Hacker News new | ask | show | jobs
by Straw 843 days ago
The SSMs papers and blogs always have unnecessarily complicated explanations. At this point I almost wonder if its to hide how simple the underlying algorithms are, or to make them seem fancy.

SSMs are doing exponentially weighted moving averages (EMA). That's it- to summarize the past, you take an EMA of a variable output at each time step. Mamba changes one key thing- instead of decaying the past by a fixed amount each step as in a constant-time EMA, we have another output which decides how much to forget, or equivalently, how much 'time' has passed since the last observation in our EMA.

All of the matrix equations, continuous time, discretization, etc, will end up with a dynamic-forgetting EMA as I describe above. This also makes the benefits and limitations clear- finite state size, has to decide at a given layer what to forget before it sees the past at that layer.

4 comments

Are there any fundamental differences between Mamba, Retnet and RWKV, or are they all variants of this same architecture?
No, all of these use the same fundamental architecture with minor tweaks, such as the dynamic gate for mamba or an outer product paramterization of the values for RWKV-v5
A dynamic gate is a pretty distinct feature from previous SSM architectures in my opinion. In a sense, the overall fundamental architecture of mamba is still that of the transformer but with attention replaced by an SSM with dynamic gating. All of deep learning uses closely related ideas, but the SSM class of models took advantage of stability guarantees from integrators in control theory and created a class of RNN that don’t have to worry about exploding gradients. Mamba is one of the ways to make these SSM models much more expressive.
Its distinct, but not very- its an EMA without assuming uniform time. The stability of EMA has nothing to do with integrators in control theory and neither do these models.

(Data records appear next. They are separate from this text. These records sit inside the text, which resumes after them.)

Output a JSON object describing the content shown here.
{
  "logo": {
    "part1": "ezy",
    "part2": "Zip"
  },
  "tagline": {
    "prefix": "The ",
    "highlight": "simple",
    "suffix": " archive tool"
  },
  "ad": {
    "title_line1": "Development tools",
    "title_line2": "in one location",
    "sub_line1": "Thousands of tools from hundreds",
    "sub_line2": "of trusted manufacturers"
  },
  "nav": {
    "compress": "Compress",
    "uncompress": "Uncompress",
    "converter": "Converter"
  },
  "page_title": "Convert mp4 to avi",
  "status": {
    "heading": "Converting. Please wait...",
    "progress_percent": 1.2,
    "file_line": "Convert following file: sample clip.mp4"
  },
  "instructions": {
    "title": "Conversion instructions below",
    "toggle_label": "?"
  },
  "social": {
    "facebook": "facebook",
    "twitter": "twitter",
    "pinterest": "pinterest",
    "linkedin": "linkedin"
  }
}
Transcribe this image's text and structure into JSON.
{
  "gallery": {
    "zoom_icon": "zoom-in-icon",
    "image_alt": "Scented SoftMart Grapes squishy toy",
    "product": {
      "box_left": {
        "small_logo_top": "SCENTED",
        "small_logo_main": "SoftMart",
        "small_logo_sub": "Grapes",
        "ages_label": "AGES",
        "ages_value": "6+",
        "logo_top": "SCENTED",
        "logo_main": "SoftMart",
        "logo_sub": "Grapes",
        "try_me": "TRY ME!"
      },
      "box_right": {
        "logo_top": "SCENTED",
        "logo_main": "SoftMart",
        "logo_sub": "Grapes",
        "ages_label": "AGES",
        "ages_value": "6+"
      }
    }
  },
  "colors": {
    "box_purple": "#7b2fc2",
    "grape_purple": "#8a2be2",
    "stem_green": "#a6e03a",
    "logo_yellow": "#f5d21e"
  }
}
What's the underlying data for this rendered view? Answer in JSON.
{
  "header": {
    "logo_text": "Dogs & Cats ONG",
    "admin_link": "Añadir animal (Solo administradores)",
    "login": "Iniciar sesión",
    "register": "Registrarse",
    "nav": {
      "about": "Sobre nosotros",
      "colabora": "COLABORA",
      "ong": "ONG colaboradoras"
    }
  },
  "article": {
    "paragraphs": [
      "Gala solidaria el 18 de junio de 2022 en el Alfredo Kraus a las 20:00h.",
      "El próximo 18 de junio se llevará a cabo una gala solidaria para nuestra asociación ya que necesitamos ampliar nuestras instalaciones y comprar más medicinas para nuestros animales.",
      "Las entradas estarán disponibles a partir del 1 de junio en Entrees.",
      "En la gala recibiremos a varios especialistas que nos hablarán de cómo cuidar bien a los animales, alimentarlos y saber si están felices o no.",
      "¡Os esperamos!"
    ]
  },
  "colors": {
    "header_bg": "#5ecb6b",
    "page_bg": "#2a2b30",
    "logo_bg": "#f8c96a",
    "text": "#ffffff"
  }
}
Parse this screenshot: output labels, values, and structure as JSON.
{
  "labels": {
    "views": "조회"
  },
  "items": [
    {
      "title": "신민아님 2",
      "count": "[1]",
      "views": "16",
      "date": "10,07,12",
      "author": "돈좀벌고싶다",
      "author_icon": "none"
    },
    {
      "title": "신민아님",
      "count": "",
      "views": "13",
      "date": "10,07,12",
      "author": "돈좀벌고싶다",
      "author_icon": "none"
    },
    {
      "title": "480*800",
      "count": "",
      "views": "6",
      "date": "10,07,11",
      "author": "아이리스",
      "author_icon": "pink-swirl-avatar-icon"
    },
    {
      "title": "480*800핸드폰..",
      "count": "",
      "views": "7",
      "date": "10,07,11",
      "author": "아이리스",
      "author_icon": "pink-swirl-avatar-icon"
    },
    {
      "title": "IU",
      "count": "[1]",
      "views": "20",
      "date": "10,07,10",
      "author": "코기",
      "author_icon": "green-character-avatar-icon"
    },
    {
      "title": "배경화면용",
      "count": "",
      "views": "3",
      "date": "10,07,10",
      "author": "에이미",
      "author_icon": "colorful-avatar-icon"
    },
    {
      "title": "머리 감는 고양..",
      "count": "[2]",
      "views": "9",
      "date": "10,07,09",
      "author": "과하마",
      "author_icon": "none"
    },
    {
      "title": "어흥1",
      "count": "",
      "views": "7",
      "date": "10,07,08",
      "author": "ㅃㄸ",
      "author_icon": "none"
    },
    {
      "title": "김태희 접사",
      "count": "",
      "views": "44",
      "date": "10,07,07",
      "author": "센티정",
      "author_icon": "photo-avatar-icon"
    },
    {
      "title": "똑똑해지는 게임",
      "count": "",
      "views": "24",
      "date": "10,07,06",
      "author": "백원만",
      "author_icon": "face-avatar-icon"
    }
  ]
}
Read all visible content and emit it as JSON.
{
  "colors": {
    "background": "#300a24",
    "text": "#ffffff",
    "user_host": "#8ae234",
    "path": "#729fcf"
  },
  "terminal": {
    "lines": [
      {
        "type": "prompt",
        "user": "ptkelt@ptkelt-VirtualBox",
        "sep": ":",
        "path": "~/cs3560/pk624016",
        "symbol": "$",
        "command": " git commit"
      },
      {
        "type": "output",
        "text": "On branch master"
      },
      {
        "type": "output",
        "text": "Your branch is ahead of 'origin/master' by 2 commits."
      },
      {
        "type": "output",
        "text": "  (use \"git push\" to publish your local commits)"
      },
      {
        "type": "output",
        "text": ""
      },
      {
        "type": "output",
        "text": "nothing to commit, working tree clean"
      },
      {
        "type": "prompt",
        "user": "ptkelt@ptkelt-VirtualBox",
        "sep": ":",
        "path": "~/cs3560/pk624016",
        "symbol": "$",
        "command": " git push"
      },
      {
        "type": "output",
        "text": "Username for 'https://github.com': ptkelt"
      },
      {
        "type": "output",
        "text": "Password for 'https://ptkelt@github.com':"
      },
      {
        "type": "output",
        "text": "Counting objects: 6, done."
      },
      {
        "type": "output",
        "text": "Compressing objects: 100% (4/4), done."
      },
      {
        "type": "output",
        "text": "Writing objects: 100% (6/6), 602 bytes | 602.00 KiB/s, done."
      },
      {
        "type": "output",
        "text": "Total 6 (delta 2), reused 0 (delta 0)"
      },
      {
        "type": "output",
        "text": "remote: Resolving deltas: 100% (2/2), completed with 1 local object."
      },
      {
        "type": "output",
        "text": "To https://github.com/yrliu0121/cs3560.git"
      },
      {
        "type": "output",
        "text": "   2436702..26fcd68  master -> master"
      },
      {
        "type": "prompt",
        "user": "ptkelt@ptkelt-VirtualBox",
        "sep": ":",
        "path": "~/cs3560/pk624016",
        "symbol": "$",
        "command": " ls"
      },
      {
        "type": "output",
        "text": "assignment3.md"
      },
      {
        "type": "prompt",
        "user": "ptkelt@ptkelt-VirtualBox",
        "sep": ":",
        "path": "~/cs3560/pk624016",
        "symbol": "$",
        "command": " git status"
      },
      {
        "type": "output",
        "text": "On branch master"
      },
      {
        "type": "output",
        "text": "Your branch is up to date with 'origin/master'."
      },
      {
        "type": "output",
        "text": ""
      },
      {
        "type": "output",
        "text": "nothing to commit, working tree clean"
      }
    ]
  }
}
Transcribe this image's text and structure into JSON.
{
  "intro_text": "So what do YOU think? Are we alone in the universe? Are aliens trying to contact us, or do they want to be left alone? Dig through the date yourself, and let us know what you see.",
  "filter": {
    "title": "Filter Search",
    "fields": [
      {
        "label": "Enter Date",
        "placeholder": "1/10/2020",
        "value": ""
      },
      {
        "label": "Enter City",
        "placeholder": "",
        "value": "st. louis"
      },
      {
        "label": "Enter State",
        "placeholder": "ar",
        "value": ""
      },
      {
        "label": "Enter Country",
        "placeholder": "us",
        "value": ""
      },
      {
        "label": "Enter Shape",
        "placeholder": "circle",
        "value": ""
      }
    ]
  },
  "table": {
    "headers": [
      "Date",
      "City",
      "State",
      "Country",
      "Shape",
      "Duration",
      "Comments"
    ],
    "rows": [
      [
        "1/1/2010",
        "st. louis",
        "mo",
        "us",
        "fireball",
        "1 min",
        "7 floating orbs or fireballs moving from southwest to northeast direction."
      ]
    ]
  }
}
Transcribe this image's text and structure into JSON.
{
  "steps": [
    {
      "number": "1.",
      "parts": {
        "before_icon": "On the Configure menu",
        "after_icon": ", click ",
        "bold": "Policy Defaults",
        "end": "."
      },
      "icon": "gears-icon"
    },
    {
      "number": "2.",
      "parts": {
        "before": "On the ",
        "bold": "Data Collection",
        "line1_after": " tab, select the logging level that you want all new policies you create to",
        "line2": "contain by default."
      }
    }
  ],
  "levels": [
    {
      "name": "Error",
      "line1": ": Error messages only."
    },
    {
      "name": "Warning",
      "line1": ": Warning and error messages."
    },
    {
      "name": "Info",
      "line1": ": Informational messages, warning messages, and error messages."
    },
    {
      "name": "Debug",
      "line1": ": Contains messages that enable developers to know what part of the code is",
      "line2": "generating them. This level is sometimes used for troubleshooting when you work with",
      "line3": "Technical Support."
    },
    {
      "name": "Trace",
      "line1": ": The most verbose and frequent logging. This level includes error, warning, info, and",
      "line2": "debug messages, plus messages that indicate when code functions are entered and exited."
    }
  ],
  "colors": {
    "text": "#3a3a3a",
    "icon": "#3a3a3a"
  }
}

These models aren't really RNNs- they have only a linear gate which cannot depend on previous tokens at this layer, so they cant update their state in a way which depends on the current state very much.

That might explain the motivation for why the Δ variable is used and varied; but not the "Selectivity", which the article says is expressed by how the matrices B and C vary while consuming input.

Something I've noticed is that B, C and Δ depend only on the current token. See this: https://www.kolaayonrinde.com/blog/images/mamba/ssm_algorith... -- Another thing is that I've noticed that the definition of "SSM" in the image I've linked to is apparently recursive. This is also in the Arxiv paper. Strange.

+1 though for making me go back to the article and read it more carefully! +1 also to the article.

OK, I've noticed that the pseudo-code above is vectorised, and so there's no recursion. The SSM function is actually described at the start of the paper, and an efficient hardware-aware implementation is suggested in section 3: https://arxiv.org/ftp/arxiv/papers/2312/2312.00752.pdf
I hadn’t heard of Mamba before reading this article, and I was wondering if anyone has tried setting importance of a token as a TF-IDF or BM25 lookup. Requires a first pass to construct the token index but otherwise it seems like it would address the big issue that all these architectures have - they don’t know how “important” a token is. Interestingly this seems to be the crux of Mamba - deciding what tokens to forget! EMA other treats all tokens equally at sequence time. What if the tokens were weighted beforehand and the weights were passed as an attention mechanism? I wonder if anyone has tried something like this.
The importance (e.g. attention) needs to be dynamic, e.g. one token will be important to some other tokens but not others.

tf-idf and similar heuristics are what we were using before attention came along, e.g. tf-idf weighted bag-of-words representation of word2vec embeddings. That approaches fails in so many cases.

Attention in transformers works because over time the model learns token importance based on frequency and context.

If you don’t have attention and need a fast substitute for “forgetting” non important tokens, then BM25 is an intuitive hypothesis.

To use your metaphor, TF-IDF will result in ‘fixed’ weights.

Attention makes it so that the weights of each token can be different in each sequence of tokens. Same token gets different weights depending on who its ‘neighbors’ in the sequence end up being.

This property allows the models to solve a variety of natural language problems and gets ‘used’ by the model to express context-aware dependencies.

Given that GP explicitly said “if you don't have attention”, and we're in a thread about a language model whose main characteristics is not to use attention, I don't understand why you insist in talking about attention …
I mean, if we are going to get past attention (very much on board with the idea!), then it might help to know what it is really contributing to a model.

My response was trying to clarify some confusion.

I am all for alternatives to attention. I don’t think BM25 cuts it. I don’t think anything that samples tokens based on BM25 weights (the idea in this subthread) would cut it.

Not exactly related, but in the same vein - Deep Impact - deep learning to find term impacts in the context of their document.

https://arxiv.org/abs/2104.12016

Is this analogous to digital filters, where Transformers are the FIR filters that operate on the history of input, and IIR filters, which take past inputs into account with an exponentially decaying importance?